So we are now one month away from the big drag show. Last Saturday the sisters met to film the video introduction to our show. This meant the first shave. Armed with a full can of shaving cream (obtained for free from Mary Kay because I dragged Mandy along to a party) and a 12 pack of Bic Sensitive Skin Razors, I began the adventure. Into the shower we go (please note the use of black boxes and "blur dots" to protect my privacy and your vision) where we do the usual shampoo, conditioner, facial cleanser routine. I then opened the razors with a smile, lathered up an arm, and set to work. Now, boys have this tendency to be more hairy, even on our arms. I know...shocking, isn't it? Each razor pass would clear about an inch or two before clogging up. As you might imagine, it was a long process. I finished one arm just as the hot water was running out completely. Thank goodness I started early. After drying off, I used a trimmer to knock down the rest of the hair to more managable levels. I waited a while for the hot water heater, a large one to be sure, so that I wouldn't be dealing with shaving and goose bumps. As my crack team of make-up experts (Tessa and Gina) pointed out, they are NOT a good combo. The rest of the shaving went fairly well. I was very impressed with my legs...minus the slight speed bump cuts I got on my knees...which are tough to deal with! Two showers, several hours, and 5 razors later, it was done.

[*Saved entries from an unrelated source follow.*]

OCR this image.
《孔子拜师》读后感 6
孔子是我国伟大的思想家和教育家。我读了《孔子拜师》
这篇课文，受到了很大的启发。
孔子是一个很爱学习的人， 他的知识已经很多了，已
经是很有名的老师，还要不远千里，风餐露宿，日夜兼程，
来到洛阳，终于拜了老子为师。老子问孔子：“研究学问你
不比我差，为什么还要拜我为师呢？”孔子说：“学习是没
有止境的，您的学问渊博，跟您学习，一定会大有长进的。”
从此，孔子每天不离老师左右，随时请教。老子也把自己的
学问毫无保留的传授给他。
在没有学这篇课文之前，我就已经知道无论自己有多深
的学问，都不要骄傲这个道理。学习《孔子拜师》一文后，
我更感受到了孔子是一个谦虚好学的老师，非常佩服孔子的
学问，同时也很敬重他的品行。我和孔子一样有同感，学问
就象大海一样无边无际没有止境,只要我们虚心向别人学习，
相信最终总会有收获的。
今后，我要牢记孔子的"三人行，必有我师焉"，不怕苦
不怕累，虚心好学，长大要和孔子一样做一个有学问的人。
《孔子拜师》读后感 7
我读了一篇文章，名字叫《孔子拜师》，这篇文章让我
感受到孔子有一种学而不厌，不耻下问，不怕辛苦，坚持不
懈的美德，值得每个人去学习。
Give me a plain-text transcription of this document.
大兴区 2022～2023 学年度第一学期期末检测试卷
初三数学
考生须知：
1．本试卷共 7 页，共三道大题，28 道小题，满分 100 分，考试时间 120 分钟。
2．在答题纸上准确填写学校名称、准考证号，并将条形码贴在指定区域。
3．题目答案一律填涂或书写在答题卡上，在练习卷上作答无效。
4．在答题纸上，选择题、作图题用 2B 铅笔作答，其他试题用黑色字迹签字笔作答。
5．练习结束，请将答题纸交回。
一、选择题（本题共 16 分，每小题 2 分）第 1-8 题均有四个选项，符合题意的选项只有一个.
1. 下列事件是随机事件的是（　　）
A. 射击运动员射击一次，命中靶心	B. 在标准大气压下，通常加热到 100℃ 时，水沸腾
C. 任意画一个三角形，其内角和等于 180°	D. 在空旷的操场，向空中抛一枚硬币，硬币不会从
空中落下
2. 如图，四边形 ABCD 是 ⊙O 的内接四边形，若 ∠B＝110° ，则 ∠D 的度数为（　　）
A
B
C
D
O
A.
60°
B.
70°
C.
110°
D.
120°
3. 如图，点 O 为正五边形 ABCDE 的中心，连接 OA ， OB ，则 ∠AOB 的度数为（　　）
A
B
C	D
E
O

So the process of shaving was interesting enough. But the sensations and introspections are even more so. First of all, it just feels ODD to not have hair someplace you normally do. Drying off with a towel, putting on clothing, or just the breeze moving past your body feels completely foreign. In some respects, it feels like a heightened awareness...you simply notice things more consistently because it feels different. In other respects, you lose sensation. Hair is connected to nerves and skin, and is part of a complicated system of our body. We become accustomed to feeling the air movements on our hair.
And so I started to think...it took me hours to get ready. Now granted, most women aren't starting from the level of hair I possess, but it's no wonder it takes so long for them to get ready! This is so much fricking work! Shave, moisturize (VERY important), dress. Then it's time for make-up! That took quite a while, though to be fair I was learning and could go much faster now that I know vaguely what I'm doing. And I kept thinking what if I get pulled over wearing this make-up? What if I get a flat and have to change a tire? What will the guys at work think next week if they notice I'm now hairless on my arms and legs?
The sheer volume of expectations, insecurities, and taboos about femininity and masculinity is overwhelming. Girls must shave themselves all over, men must not. Make-up on a means X, but Y on a female. So take a moment today and think about how we put so much emphasis and meaning on something as mundane as hair. I think you'll be surprised, and knowing most of my friends...a little outraged at the gender rules bullshit.